Upcoming Presentations

What people are saying about Philip Hodgetts

Major projects and innovations

Books Philip has written and published

Comments

2 responses to “About Philip”

  1. Hi Philip!

    I heard from our Exec. Dir. (Dave Mungi) that you will be teaching at our next AVP conference in the LA area … cool! It will be great to see you again!

    Anyway … I have quick question, if you don’t mind:

    I’m doing a multi-DVD/CD production for a clinical Hypnotist friend. He wants to:

    1) Embed subliminal pictures & text into the video

    2) Embed subliminal phrases in the audio (under some original “hypnotic music” he had comissioned).

    I’ve Googled around and haven’t found any information on how to produce subliminal video or audio. Do you have any references you could point me to?

    Thanks in advance!

    1. Last I heard, subliminal messages had be shown to not work.

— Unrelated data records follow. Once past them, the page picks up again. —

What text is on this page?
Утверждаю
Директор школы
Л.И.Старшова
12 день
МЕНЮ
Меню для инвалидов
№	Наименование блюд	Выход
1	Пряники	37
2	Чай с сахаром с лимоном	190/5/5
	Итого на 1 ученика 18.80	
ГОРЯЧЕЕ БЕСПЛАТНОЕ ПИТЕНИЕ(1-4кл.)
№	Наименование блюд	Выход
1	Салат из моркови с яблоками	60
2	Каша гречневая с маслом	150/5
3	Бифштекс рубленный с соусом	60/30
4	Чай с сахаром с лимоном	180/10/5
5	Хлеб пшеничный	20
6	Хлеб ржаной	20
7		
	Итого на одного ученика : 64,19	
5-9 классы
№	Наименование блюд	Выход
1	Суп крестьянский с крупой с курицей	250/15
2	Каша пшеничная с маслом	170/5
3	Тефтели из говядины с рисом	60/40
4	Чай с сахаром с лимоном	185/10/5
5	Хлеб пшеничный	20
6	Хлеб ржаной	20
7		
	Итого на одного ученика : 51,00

Leaving that aside, you can’t put anything into a video that’s less than a frame in duration, so just cut in one frame messages. I’d probably make them an overlay at maybe 50% transparency over the video, so they don’t stand out too much. Subliminal audio, afair, are voice that’s just a fraction lower than the mix, repeated constantly.

      But given the disappointing results from past testing, I don’t think anyone’s doing it any more.

      You now know as much as I do and I also couldn’t find anything googling.